An intriguing, thorough study of a little-known scientific expedition to the Dead Sea by a mid-19th-century U.S. Navy lieutenant.
Bain (Literature/Middlebury Coll.; The Old Iron Road: An Epic of Rails, Roads, and the Urge to Go West, 2004, etc.) unearths the facts of this 1848 expedition to the Holy Land, made big news at the time before being eclipsed by buzz of the Gold Rush. Only a handful of Westerners had actually explored the Dead Sea region—most to unfortunate outcomes—before Lt. William Francis Lynch set off. Lynch, a seasoned sea salt from Virginia, was steeped in bestselling travel memoirs of the Levantine regions by John Lloyd Stephens and Edward Robinson, and proposed to the Secretary of the Navy an expedition to the Dead Sea. The purpose was to take its measurements and thereby “advance the cause of science and gratify the whole Christian world.” Added to the Dead Sea’s elusiveness was its grim biblical associations as the place that had swallowed up in sulphur and smoke the five cities of the Vale of Siddim smote by Jehovah—namely Admah, Zeboiim, Zoar, Sodom and Gomorrah. (“Lot’s wife looked back as they fled to Zoar and became a pillar of salt.”) Vastly salty, prohibiting anything from growing in it, the sea marked the lowest point on earth, without an outlet but fed by the Jordan River from the Sea of Galilee.
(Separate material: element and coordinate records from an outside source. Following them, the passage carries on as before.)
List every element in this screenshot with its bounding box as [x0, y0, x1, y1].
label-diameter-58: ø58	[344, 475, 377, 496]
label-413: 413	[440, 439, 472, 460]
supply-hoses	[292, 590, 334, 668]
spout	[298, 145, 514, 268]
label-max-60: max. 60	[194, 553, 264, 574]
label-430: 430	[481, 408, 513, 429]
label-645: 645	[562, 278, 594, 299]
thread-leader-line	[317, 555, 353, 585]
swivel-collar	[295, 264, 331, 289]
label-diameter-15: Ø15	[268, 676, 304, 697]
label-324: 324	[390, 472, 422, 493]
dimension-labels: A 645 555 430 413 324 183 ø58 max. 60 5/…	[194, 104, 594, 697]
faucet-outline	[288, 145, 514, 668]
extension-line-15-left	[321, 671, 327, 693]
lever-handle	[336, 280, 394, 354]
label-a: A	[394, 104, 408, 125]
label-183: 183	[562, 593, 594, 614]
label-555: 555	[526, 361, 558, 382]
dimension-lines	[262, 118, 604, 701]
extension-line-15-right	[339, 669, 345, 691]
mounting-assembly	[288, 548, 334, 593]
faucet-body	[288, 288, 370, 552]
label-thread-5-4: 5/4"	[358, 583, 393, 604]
Down the river careened the small expedition in two lifeboats, including Lynch, draftsman John B. Dale, several “young, muscular, native-born Americans” and invaluable Arab helpers; they passed ruins of Crusader fortresses and Bedouin villages, and were occasionally accosted by pilgrims. Bain amply extracts from Lynch’s journal, depicting this mysterious, desolate, intensely moving place. Also included are Dale’s drawings, which hold an eerie, fanciful charm.
Like the expedition itself, a work of stringent epistemological curiosity and research.